Alle drei Monate analysiert die Mode-Suchmaschine Lyst das Onlineshopping-Verhalten von über neun Millionen Nutzern im Internet und ermittelt, welche It-Pieces und Labels gerade ganz oben anstehen. Normalerweise liest sich das Endergebnis so oder so ähnlich: Die neuste Cap von Gucci, der In-Gürtel von Off-White, das hauchzarte Kleid von Jacquemus. Je ausgefallener, exklusiver und, ja, teurer, desto besser … Nun flatterte ganz frisch die neuste Ausgabe in unser digitales Postfach, die das zweite Quartal 2020 auswertet. Die Corona-Edition sozusagen. Und siehe da: Auf einmal ist alles anders.

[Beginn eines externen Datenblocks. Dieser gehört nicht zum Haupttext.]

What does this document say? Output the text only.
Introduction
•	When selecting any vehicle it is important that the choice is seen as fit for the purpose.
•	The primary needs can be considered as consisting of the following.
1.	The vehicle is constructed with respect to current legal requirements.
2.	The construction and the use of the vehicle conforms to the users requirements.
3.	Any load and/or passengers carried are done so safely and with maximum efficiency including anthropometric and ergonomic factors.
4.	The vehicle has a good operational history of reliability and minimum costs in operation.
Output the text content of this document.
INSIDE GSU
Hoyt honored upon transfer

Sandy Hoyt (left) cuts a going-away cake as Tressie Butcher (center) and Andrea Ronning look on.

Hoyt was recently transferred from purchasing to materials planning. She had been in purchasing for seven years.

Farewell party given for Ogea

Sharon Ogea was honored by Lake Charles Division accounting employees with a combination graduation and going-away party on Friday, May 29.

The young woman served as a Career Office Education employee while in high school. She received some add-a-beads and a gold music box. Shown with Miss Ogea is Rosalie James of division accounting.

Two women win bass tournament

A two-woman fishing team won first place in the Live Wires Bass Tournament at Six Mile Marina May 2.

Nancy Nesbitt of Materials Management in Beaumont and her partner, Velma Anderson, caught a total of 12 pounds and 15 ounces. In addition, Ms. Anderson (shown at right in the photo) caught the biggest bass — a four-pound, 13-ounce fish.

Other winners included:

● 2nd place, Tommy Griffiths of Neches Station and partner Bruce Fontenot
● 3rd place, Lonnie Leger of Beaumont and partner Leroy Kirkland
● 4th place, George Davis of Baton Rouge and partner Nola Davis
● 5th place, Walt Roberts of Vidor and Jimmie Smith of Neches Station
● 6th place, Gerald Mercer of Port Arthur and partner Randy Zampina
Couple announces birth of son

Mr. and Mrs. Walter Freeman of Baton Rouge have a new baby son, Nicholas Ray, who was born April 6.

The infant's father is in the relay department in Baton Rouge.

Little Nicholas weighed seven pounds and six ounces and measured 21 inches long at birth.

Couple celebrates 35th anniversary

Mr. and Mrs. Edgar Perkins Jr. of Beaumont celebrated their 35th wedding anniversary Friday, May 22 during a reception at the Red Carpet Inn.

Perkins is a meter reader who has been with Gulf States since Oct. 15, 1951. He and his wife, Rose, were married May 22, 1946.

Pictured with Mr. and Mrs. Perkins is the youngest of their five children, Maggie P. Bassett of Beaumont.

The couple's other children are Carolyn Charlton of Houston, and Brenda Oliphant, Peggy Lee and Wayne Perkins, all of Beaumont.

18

Der Spitzenplatz? Bezahlbar!
Zum ersten Mal seit der Einführung des Index Anfang 2017 steht an der Spitze keine Luxusmarke. Stattdessen schaffte es auf Platz eins der beliebtesten Brands der Welt – Trommelwirbel – Nike! Richtig wundern tun wir uns darüber noch nicht. Denn die zwei Dinge, die uns und den Rest der Welt während der Quarantäne über Wasser hielten, waren zum einen kuschelige Home-Outfits zum Entspannen, und zum anderen der Ausgleich: Sport im Freien. In, naja, Sportbekleidung. Beides bekommt man beim Gewinner-Label in Hülle und Fülle. Und das nicht nur im (zwischenzeitlich geschlossenen) Store, sondern auch online. Dazu kommt die klare Haltung des Unternehmens: Schon lange vor dem Fall von George Floyd setzte sich Nike für Rassismus-Bekämpfung ein. Und siehe da: Während alle anderen wirtschaftlich unter der Krise leiden, geht das Sportlabel als Gewinner aus der schweren Zeit hervor.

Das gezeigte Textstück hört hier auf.